Dad has other priorities. His one big passion is food. Unfortunately, it is a passion which I share…

Petal is lucky: food leaves her completely cold. She can exist quite happily on a glass of milk and a lettuce leaf. She is a vegetarian and won’t eat anything that has a face. Which, according to Petal, even includes humble creatures such as prawns. I know that prawns have whiskers. But
faces???

“They are alive,” says Petal. “They don’t want to be eaten any more than you do.”

In spite of her obsession with boys – and clothes, and make-up – I suppose she is really quite high-principled.

Pip is just downright picky. Where food is concerned, that is. He won’t eat skin, he won’t eat fat, he won’t eat eggs if they’re runny (he won’t eat eggs if they’re hard), he won’t eat Indian, he won’t eat Chinese, he won’t eat cheese and he won’t eat “anything red”. For example, tomatoes, radishes, beetroot.

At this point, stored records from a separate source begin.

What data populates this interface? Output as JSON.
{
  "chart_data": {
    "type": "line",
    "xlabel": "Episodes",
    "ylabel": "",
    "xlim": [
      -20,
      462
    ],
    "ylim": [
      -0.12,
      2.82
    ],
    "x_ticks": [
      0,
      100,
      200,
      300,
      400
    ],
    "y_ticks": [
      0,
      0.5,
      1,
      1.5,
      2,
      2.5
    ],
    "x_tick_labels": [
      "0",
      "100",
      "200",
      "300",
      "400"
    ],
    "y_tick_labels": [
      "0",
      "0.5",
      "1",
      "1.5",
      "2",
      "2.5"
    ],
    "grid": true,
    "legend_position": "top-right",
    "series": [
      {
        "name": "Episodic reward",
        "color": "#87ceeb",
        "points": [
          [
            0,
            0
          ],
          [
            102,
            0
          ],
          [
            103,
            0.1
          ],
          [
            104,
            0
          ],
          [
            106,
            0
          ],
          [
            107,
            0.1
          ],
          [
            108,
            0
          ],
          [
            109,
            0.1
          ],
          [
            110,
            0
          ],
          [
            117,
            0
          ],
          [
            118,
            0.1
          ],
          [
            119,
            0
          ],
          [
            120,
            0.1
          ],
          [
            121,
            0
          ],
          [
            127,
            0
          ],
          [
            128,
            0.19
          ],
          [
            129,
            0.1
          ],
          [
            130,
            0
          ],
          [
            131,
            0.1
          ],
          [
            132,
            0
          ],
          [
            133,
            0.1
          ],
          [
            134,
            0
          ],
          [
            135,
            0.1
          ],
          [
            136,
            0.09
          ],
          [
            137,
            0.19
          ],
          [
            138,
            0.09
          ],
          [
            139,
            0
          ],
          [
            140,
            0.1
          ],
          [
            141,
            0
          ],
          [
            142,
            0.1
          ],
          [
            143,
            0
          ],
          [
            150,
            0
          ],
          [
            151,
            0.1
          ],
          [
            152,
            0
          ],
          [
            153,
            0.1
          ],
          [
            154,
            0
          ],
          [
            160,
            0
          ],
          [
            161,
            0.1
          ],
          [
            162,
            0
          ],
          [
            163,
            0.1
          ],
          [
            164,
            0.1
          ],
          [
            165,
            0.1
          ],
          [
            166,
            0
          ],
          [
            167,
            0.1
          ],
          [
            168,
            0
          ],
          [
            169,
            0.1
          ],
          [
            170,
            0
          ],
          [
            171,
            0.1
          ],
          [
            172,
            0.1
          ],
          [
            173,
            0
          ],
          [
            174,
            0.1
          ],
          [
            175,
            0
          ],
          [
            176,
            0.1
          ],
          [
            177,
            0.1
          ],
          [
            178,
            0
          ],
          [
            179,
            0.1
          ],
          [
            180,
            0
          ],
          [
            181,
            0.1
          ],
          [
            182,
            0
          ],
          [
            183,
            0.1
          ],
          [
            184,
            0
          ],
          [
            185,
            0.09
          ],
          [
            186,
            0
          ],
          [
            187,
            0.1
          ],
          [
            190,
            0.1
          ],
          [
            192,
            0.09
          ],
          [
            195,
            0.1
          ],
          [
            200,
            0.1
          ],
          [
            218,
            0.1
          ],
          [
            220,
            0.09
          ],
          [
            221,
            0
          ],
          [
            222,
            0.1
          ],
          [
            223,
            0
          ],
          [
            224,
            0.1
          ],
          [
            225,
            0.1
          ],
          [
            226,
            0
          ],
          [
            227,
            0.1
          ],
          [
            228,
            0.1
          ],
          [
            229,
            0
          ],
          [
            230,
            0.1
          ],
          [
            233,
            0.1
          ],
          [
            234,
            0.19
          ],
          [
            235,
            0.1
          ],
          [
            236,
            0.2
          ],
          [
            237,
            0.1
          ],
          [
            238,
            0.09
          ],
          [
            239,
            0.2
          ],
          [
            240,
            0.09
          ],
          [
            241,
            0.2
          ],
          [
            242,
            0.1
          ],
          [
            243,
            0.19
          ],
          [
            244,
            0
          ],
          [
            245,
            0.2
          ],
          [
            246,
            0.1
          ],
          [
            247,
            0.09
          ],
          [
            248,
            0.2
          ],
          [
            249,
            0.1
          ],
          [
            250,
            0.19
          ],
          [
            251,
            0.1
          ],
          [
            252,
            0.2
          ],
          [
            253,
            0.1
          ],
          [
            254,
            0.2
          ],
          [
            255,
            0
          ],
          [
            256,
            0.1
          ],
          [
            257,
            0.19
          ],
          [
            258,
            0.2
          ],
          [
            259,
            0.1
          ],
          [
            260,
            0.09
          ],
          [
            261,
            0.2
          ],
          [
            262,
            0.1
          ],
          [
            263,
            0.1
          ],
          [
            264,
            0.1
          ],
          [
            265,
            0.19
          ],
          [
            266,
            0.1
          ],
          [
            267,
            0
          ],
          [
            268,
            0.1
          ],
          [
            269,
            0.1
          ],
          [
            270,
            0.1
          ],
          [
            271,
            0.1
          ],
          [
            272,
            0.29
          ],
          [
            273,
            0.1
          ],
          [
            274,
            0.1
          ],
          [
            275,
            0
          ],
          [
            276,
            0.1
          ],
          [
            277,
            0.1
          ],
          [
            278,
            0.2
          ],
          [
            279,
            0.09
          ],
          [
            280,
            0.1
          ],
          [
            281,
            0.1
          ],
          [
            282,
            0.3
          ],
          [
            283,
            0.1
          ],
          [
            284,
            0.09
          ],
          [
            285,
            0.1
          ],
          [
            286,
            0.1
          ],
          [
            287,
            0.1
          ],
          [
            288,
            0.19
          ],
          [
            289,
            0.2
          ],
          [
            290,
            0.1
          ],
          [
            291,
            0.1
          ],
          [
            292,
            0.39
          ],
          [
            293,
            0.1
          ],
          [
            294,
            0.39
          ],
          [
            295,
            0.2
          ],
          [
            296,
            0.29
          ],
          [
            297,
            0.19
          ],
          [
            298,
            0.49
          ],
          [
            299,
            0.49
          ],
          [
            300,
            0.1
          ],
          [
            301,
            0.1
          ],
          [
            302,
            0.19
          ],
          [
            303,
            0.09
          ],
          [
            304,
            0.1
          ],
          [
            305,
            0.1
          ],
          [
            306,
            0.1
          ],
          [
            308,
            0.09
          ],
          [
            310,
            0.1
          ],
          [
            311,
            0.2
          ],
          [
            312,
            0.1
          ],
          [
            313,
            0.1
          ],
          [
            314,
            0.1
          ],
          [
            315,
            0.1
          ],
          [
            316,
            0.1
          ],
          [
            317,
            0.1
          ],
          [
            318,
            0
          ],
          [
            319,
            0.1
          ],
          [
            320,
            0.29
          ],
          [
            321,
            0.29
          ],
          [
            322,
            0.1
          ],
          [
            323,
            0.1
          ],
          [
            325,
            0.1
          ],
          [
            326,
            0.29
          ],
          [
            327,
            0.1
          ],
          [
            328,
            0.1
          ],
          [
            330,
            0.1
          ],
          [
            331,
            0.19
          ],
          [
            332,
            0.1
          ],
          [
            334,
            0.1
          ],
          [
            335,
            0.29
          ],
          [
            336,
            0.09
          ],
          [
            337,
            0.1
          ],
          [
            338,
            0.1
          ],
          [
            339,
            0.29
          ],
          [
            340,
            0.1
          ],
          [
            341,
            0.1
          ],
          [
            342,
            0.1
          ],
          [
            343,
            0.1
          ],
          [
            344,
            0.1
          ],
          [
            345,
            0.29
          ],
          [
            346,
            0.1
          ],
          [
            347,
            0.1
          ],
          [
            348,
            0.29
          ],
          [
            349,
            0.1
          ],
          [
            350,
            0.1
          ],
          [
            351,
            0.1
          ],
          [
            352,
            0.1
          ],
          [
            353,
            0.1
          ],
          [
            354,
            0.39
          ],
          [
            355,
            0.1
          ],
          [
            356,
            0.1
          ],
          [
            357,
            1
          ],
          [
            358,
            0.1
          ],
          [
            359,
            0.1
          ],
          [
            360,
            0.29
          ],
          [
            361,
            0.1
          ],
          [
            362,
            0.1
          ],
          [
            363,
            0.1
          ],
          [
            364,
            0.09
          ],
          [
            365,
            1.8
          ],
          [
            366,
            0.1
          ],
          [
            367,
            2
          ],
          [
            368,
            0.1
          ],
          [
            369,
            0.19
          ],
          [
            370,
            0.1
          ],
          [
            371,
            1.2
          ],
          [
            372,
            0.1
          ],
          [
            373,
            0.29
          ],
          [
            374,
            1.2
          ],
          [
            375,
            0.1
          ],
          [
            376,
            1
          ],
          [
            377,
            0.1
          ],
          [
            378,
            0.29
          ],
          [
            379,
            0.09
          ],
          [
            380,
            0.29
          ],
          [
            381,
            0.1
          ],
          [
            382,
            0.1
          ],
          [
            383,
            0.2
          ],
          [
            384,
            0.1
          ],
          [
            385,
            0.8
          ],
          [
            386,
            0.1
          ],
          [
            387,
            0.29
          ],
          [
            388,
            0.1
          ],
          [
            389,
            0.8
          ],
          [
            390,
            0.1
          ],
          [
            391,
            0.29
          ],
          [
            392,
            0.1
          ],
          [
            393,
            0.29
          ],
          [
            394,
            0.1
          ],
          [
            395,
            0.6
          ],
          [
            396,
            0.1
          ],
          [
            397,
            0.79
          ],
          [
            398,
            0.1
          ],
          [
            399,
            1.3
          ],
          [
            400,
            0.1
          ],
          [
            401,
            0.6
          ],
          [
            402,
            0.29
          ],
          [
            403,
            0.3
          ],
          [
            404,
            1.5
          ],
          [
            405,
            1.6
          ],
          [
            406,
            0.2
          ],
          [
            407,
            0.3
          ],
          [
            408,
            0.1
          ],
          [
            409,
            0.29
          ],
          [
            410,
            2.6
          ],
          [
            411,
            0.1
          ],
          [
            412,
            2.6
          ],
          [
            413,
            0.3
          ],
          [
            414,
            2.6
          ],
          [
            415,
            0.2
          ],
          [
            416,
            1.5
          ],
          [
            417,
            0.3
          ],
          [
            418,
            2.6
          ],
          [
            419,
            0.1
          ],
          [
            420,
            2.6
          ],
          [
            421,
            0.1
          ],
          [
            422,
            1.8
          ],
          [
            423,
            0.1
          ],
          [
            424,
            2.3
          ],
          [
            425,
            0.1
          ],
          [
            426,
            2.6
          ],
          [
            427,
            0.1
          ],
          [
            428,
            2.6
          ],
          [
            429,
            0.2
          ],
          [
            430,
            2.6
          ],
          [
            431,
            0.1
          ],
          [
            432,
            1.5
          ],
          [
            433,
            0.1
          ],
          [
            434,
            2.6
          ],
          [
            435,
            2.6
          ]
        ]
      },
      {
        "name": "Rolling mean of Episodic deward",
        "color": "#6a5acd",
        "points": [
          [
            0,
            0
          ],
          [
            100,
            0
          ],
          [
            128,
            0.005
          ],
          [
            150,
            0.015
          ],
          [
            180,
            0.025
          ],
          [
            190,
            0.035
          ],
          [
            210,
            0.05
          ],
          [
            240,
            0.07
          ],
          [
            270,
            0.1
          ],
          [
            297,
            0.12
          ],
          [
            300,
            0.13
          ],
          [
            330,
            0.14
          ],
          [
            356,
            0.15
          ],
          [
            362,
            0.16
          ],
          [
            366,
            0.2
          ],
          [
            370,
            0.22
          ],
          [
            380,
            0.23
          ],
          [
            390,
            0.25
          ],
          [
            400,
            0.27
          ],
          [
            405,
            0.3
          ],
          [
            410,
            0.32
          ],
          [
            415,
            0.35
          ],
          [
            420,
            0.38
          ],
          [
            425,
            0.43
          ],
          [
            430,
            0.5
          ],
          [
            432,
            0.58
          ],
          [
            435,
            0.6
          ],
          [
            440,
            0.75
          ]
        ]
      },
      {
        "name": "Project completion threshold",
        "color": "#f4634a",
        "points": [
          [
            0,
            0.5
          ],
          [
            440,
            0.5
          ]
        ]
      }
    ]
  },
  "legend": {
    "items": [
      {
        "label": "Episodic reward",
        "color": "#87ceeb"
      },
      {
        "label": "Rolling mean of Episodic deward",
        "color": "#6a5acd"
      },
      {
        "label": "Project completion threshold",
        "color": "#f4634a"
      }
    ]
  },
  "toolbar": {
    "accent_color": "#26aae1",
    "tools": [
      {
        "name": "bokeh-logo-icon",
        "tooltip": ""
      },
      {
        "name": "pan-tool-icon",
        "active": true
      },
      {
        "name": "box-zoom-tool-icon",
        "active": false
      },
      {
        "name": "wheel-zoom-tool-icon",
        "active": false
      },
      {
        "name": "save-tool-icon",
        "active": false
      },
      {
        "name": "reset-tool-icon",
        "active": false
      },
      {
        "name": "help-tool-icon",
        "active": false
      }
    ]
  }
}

Red peppers. Certain types of cabbage. Actually,
any
type of cabbage. Oh, and he absolutely loathes cauliflower, mushrooms, Brussel sprouts and broccoli. It doesn’t really leave very much for him to eat. He is Dad’s worst nightmare.

Now, me, I am Dad’s dream come true. I would eat anything he put in front of me. And oh, boy! When he was at home, did he ever put a lot! It really pleased him to see me pile into great mounds of spaghetti or macaroni cheese.

“That’s my girl!” he’d go. “That’s my Pumpkin!”

When Pip started school full time, Dad went to work as a chef in a local pizza parlour,
Pizza Romana,
only we all know it as Giorgio’s, because Giorgio is the man who owns it. He is a friend of Dad’s and that is how Dad got the job. It means he has to work in the evenings, and quite often Mum does, too, so we are frequently left to our own devices. But it doesn’t stop Dad trying to pile up my plate! He brings home these enormous great pizzas, which Pip won’t eat (on account of the cheese) and Petal just picks at (on account of her sparrow-like appetite) so that I am expected to finish them off. If I don’t, Dad is disappointed.

“What’s all this?” he would cry, opening the fridge and seeing half a pizza still sitting there. “Come along, Pumpkin! Don’t let me down!”

Pumpkin is Dad’s pet name for me. Pumpkin, or Pumpkin Pie. My real name is Jenny. Jenny Josephine Penny. Dad calls us his three Ps: Petal, Pip and Pumpkin. I don’t know how Petal became Petal; probably because she is so beautiful, like a flower. Pip is short for Pipsqueak. Meaning (I think) something little. Pumpkin, I am afraid to say, rather speaks for itself.

It didn’t bother me so much being called Pumpkin when I was little, but it is not such fun when you are twelve years old. It is not dignified. It brings to mind a great round orange thing. Mum says it is a term of endearment and nothing whatsoever to do with great round orange things. Huh! I wonder how she would like it?

At school, thank goodness, I am usually just Jenny, or Jen. Nobody knows that at home I am Pumpkin. Only my best friend, Saffy, and she would never tell. We are hugely loyal to each other. Saffy is the only person in the entire world that I would tell my secrets to, because I know she can be trusted and would never betray me. Needless to say, I would never betray her, either, except maybe under torture, as I am not very brave. If people started pulling out my toenails with red hot pincers, or trying to drown me in buckets of water, I have this horrid feeling that I might perhaps talk. But not otherwise! Like the time in Juniors when she confided to me this big fear she had that she was not normal. She’d heard her mum telling someone how she’d been born in an incubator. Saffy, that is.